Examine cycle times and variation

Cycle time analyses help identify slower processing and irregular operations. The time series shows when the values change. Distributions reveal whether many parts are being processed slightly more slowly or whether a few outliers are skewing the mean upward.

ObservationNext relevant comparison
The cycle time increases over time.Examine the same product before and after the change begins.
The average value remains similar, but individual cycles become significantly longer.Examine the variation and the affected parts.
One product variant runs slower than another.Take into account the product-specific target time and planned processing time.
Despite the short processing time, fewer parts are produced.Look for patterns in the state analysis following interruptions and waiting periods.

The significance of the recorded time value is important: the processing time for a part, the interval between two completion notifications, and the total lead time through a line all describe different things. The evaluation uses the time information provided by your data model.

Combining Process Parameters with Quality

When process parameters are recorded along with the production event, unusual results can be investigated in relation to the processing conditions. These parameters may include, for example, force, temperature, pressure, or torque.

Time series show when a parameter changes. Distribution views help you compare stable and outlier groups. This allows you, for example, to investigate whether rework parts are more frequently found within a specific range of values or whether a change occurs only with a specific tool.

The analysis thus provides a concrete approach for the technical review. You should consult with the process managers to determine whether the parameter itself is the cause or whether it changes in conjunction with another influencing factor.

Example: Limiting rework at a test station

Suppose the rework rate for a line has increased. Instead of checking all of the line's process values, proceed step by step:

  1. Determine the scope. Select the plant and time period, and review the yield, rework, and scrap. Compare the quantities and percentages.
  2. Narrow down the product group. Break down the data based on the product attribute you set up. Does the change affect all variants or just one?
  3. Compare process conditions. Examine existing cycle times and parameters for the affected variant. Look for differences between parts with and without defects.
  4. Track individual processes. In addition, check the process analysis to see whether the affected parts undergo additional inspections or rework.
  5. Evaluate the measure. After making a change, repeat the comparison for the same variant. The key factor is whether rework is reduced while maintaining the yield.
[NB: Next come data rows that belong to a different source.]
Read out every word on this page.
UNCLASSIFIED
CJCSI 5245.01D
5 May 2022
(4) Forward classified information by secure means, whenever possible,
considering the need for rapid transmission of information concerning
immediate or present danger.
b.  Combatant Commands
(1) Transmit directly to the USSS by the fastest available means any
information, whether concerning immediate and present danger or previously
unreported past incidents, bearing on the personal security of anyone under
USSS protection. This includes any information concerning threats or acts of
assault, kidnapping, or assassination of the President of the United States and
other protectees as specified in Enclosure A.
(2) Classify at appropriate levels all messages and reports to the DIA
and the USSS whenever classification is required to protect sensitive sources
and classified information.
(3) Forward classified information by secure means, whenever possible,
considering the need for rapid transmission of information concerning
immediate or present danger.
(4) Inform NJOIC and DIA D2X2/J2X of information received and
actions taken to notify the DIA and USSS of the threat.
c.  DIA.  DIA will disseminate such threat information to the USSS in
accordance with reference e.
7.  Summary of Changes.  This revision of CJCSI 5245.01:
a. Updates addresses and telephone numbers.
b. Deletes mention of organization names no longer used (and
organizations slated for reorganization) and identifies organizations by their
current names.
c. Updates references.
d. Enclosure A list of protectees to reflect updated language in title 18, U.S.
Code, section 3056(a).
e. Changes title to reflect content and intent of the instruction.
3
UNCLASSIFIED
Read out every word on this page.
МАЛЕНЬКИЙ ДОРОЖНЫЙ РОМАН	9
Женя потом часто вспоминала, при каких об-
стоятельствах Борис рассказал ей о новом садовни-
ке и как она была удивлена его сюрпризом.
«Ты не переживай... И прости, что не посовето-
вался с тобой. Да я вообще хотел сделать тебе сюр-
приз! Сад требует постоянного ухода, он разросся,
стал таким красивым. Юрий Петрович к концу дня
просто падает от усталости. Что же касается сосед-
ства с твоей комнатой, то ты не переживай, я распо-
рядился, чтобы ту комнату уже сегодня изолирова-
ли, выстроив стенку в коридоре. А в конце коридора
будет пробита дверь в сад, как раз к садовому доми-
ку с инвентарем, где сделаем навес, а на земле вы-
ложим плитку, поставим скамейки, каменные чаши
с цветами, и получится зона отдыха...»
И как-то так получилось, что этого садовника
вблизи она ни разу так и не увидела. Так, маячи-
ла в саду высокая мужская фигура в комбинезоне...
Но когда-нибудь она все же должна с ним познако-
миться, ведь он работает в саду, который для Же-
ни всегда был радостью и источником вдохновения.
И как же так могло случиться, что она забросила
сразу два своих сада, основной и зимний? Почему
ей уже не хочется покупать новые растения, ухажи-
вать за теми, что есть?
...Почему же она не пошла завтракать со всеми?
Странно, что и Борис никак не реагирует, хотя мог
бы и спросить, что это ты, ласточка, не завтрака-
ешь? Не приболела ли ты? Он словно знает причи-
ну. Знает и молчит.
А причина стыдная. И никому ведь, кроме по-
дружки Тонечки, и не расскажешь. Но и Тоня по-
This turns “Re-work is increasing” into a specific question about a product and its processing. This saves time spent searching and facilitates coordination with Quality and Production.

Illustrative analysis example: declining yield, 8 percent rework for Variant B, and a notable force curve for Part B-1042.
Sample investigation process: narrow down the range of decreasing yield, identify the affected variant, and examine the process flow for a single part. Open full-size image (new tab)

Set Up the Data Set and Counting Method

The foundation is the production log. It assigns production events to a piece of equipment, a part, a time, and a status. Cycle times, product characteristics, activities, and process parameters supplement this foundation.

When setting up the system, specify what is being counted. A data record can describe a finished part or a single processing step. If a part passes through a station twice, that counts as two processing steps, but not as two different parts. Similarly, it must be clear how a part that was initially defective but was subsequently successfully reworked should be evaluated.

Verify the count using a known time period and a few part identifiers. This ensures that production and quality teams are working with the same quantities. To classify losses at the equipment level, OEE supplements the production analysis with availability and performance metrics.